Tuesday, January 17, 2006
These two affectionate, smooching pets are yours for the asking.
DON'T breed or buy, while homeless animals die. This is the message which the Penang Society for the Prevention of Cruelty to Animals (SPCA) hopes to sent across to the public.
Stray dogs and cats with disease-stricken fur and skeletal bodies are often spotted scavenging thrash cans for scraps of food.
And to shield from downpours or the scorching sun, they will seek shelter underneath parked cars, drain covers or at a bus stop, if they are lucky.
Survival is their only aim in life.
Such disturbing sights are a stark contrast to that of pedigree animals which are dolled up in trendy wear and served gourmet pet food.
The society's administrator Lily Leng said: “For every pet that is bought from a breeder, an animal in the shelter is put to sleep.
These two(top pic) affectionate, smooching pets are yours for the asking.
“If more people start adopting homeless animals, there will be less demand for breeders to produce more pedigrees.”
She said that if given a chance, strays could make wonderful pets as well.
“To you, he's a dog. To him, you're his everything. With proper care and attention, a pet's devotion knows no bounds.
“He shows his unconditional love through simple but meaningful ways – licking your hand, wagging his tail or jumping up in glee when you return home.
“A dog is a dog, regardless of its breed. Every dog is equally lovable and intelligent,” she added.
Leng said pets should not to be discarded at the owners' whims and fancy like some old toy or out-of-fashion dress.
“They are creatures with feelings which have laid their lives in your hands. However, I have come across many cases where dogs and cats are adopted and then returned to us once they have outgrown their cuteness.
“All puppies and kittens look cute. Thus, children would pester their parents to adopt one. The problem starts when the novelty of owning a pet wears off or the animal is no longer adorable.
“Although it is fun to play with the animals, the responsibility of regularly feeding and cleaning up after them may not be so appealing.
“It's also ironic to find owners spending RM2,000 to buy a pedigree and haggle over a vaccination fee of RM35,” she said.
Incepted in 1948, the Penang SPCA is a non-profit organization maintained by a humble group of devoted members who is keen on furthering the welfare of animals.

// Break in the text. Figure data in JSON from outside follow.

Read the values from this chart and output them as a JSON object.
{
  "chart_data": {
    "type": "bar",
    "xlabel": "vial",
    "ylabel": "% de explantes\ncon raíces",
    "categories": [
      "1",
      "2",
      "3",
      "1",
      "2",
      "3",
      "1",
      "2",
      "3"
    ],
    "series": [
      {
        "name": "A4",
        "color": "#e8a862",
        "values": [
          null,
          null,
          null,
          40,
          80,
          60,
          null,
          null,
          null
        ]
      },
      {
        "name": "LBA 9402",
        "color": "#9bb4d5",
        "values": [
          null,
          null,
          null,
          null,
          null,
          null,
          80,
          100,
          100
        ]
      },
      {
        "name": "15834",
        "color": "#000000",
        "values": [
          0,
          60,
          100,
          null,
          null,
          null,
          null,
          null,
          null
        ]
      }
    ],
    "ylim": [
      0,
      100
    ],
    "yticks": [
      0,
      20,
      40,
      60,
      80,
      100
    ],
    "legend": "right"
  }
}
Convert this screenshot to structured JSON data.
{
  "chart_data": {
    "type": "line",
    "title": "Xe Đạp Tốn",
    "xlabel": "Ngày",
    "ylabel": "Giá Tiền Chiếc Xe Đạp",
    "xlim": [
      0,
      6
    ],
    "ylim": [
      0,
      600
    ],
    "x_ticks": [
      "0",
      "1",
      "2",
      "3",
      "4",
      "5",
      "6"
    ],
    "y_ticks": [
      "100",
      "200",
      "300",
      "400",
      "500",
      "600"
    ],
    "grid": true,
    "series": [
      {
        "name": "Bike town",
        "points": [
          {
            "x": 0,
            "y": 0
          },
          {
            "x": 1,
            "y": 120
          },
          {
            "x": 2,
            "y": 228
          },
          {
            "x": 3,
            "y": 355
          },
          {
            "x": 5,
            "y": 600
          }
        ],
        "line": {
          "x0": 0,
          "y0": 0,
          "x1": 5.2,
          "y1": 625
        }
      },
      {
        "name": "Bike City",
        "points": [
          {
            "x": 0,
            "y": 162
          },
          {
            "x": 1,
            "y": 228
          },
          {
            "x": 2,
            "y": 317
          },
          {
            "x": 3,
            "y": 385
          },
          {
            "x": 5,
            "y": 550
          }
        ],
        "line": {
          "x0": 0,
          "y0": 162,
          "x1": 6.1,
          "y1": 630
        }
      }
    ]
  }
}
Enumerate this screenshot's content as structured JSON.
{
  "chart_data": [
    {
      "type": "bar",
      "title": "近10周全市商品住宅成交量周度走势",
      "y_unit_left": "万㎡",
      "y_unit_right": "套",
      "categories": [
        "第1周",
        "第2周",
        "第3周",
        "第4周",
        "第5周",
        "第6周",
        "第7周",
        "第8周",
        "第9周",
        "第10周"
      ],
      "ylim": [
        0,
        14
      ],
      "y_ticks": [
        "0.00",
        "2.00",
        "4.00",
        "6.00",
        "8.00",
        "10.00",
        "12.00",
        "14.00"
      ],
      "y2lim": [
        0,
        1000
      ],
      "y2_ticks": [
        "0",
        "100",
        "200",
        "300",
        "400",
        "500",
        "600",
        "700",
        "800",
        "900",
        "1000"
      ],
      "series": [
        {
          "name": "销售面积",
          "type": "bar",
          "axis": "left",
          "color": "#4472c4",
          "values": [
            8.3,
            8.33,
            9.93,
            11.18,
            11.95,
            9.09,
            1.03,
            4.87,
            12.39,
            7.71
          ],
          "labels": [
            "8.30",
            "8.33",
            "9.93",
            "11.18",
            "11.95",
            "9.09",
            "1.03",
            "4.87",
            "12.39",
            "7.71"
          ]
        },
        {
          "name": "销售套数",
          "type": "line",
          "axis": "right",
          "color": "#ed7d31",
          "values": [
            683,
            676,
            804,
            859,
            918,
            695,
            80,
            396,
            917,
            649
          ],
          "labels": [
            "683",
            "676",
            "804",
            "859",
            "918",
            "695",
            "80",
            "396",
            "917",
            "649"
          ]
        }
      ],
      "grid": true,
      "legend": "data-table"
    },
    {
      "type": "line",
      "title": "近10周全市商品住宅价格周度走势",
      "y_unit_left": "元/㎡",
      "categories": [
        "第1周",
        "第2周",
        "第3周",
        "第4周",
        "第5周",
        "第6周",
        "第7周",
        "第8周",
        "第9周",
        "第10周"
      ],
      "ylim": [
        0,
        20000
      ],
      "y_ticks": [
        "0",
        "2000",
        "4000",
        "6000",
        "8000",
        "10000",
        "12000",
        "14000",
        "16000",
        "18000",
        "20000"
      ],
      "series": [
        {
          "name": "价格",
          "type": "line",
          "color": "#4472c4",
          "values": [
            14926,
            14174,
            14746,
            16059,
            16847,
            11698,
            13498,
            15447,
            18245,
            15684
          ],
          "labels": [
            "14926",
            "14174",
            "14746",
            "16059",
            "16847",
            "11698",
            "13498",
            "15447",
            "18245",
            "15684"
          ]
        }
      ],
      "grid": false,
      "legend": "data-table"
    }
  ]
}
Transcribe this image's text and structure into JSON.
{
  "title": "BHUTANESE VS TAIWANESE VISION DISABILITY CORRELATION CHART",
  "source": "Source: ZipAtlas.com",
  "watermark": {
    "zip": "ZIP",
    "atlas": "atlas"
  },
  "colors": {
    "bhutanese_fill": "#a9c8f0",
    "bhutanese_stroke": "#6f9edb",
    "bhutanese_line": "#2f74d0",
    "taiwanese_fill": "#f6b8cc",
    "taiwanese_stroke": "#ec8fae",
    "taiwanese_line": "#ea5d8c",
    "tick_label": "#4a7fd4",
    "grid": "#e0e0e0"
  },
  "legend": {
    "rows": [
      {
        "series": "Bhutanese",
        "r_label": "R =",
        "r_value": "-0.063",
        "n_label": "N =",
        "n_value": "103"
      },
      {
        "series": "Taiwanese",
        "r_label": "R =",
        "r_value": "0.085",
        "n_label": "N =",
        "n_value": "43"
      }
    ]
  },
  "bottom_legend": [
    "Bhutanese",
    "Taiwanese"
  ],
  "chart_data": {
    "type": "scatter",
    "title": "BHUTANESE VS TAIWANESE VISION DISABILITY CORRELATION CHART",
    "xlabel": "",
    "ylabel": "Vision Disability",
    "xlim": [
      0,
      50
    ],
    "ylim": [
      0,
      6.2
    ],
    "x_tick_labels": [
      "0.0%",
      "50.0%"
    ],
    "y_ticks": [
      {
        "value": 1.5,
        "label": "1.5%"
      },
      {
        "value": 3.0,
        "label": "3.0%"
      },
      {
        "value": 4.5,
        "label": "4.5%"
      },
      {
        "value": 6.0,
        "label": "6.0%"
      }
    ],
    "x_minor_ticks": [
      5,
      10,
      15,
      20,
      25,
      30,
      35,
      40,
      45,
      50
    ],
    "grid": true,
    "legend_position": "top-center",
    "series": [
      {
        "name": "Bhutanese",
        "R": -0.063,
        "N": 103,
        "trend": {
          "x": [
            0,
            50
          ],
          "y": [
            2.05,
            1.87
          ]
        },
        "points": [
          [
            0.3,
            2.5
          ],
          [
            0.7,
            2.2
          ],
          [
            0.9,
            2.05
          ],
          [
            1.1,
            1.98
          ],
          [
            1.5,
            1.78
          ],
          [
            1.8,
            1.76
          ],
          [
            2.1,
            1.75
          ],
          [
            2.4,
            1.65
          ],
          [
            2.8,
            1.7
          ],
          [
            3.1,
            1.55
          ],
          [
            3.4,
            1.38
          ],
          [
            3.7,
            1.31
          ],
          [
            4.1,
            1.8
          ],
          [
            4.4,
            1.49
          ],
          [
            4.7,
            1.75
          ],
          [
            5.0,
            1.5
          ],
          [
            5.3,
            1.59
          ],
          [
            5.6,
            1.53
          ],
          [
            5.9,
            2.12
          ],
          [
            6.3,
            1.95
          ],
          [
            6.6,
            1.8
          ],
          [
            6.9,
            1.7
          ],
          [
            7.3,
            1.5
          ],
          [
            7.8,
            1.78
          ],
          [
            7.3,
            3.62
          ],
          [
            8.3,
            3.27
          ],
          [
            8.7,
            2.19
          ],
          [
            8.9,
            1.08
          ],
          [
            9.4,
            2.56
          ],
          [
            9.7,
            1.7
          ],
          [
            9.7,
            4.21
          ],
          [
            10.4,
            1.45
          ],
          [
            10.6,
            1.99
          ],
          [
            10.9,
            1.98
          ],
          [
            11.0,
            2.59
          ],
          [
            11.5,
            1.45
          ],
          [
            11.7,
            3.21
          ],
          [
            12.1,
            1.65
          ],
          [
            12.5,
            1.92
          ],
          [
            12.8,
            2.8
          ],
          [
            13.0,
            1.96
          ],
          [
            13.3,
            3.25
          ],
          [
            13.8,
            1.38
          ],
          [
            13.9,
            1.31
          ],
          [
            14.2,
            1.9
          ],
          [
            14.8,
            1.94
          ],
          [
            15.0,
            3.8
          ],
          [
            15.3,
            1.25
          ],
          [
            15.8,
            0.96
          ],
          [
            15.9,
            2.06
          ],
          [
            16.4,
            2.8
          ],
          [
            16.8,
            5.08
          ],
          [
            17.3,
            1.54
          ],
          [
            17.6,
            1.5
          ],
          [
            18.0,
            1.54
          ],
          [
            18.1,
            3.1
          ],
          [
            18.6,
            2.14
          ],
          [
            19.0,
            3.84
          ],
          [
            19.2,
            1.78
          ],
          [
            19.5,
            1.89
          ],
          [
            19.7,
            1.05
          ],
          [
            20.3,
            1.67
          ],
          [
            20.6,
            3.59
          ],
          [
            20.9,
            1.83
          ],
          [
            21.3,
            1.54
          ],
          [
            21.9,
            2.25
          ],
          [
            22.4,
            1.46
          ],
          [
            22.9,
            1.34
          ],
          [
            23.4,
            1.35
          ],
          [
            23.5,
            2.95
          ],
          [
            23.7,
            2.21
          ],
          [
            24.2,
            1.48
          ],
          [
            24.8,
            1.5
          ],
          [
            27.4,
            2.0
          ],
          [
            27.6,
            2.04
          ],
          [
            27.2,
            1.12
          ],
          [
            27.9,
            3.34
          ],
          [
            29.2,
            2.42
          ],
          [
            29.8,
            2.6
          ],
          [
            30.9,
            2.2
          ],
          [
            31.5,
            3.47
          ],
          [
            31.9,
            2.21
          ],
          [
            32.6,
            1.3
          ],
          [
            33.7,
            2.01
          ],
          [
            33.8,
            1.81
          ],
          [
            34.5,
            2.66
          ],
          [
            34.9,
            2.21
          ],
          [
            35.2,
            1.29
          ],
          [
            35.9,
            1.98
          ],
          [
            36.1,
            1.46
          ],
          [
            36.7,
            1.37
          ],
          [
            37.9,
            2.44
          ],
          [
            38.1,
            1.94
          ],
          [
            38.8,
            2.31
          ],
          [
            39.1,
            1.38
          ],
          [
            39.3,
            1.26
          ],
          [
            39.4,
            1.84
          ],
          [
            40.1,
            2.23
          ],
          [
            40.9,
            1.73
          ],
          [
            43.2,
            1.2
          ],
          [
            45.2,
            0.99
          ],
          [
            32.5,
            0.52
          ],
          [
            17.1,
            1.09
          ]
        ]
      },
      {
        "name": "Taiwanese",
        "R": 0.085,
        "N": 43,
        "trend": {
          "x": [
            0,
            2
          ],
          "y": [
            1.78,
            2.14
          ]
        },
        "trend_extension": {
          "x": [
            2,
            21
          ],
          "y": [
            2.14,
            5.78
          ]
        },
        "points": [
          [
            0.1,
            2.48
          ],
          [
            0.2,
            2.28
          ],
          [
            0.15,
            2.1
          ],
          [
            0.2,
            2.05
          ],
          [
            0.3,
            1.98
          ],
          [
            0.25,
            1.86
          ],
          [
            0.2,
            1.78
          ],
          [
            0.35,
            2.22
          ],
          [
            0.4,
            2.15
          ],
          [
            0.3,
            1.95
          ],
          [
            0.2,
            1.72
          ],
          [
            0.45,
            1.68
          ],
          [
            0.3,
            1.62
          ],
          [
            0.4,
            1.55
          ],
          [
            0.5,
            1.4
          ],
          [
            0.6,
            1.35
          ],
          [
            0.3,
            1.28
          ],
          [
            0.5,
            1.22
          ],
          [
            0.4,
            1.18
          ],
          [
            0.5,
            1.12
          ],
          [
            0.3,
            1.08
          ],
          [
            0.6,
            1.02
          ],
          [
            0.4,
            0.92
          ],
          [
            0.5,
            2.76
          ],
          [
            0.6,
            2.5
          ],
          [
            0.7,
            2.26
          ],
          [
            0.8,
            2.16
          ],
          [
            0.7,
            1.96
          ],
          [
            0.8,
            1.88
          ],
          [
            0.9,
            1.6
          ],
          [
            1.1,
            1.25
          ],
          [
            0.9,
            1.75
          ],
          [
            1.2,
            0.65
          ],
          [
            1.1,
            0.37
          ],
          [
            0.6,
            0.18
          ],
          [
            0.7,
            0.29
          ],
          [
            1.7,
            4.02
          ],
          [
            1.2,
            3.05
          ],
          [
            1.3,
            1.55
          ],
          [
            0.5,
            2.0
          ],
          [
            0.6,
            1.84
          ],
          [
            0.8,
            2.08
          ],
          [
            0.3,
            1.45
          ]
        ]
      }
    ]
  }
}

Despite its heavy overhead costs, low public financial support and absence of state aid, the shelter has been functioning against all odds.
The society's three vans go out daily to collect strays. There are currently 43 dogs and 16 cats up for adoption.
Of the total 3,618 animals collected last year, 3.6% (134) found homes.
To curb the population of strays, the Trap, Neuter and Spay Programme was incepted in 2002. Some 100 cats and dogs had benefited from it so far.
The society is also appealing for volunteers and donations to build a 12-cage cattery (cat house).
Apart from organising exhibitions and talks in schools upon invitation, SPCA holds a yearly children's camp to promote responsible pet ownership and handling of animals.
The shelter sells T-shirts, key chains, fridge magnets, bookmarks and calendars to raise funds for its activities.
It also provides treatment to sick and injured animals at its clinic from 2pm to 4pm on Wednesdays and Fridays.
Donations, which are income tax exempted, can be made to SPCA Penang and addressed to its office in Jalan Jeti, Jelutong, 11600 Penang.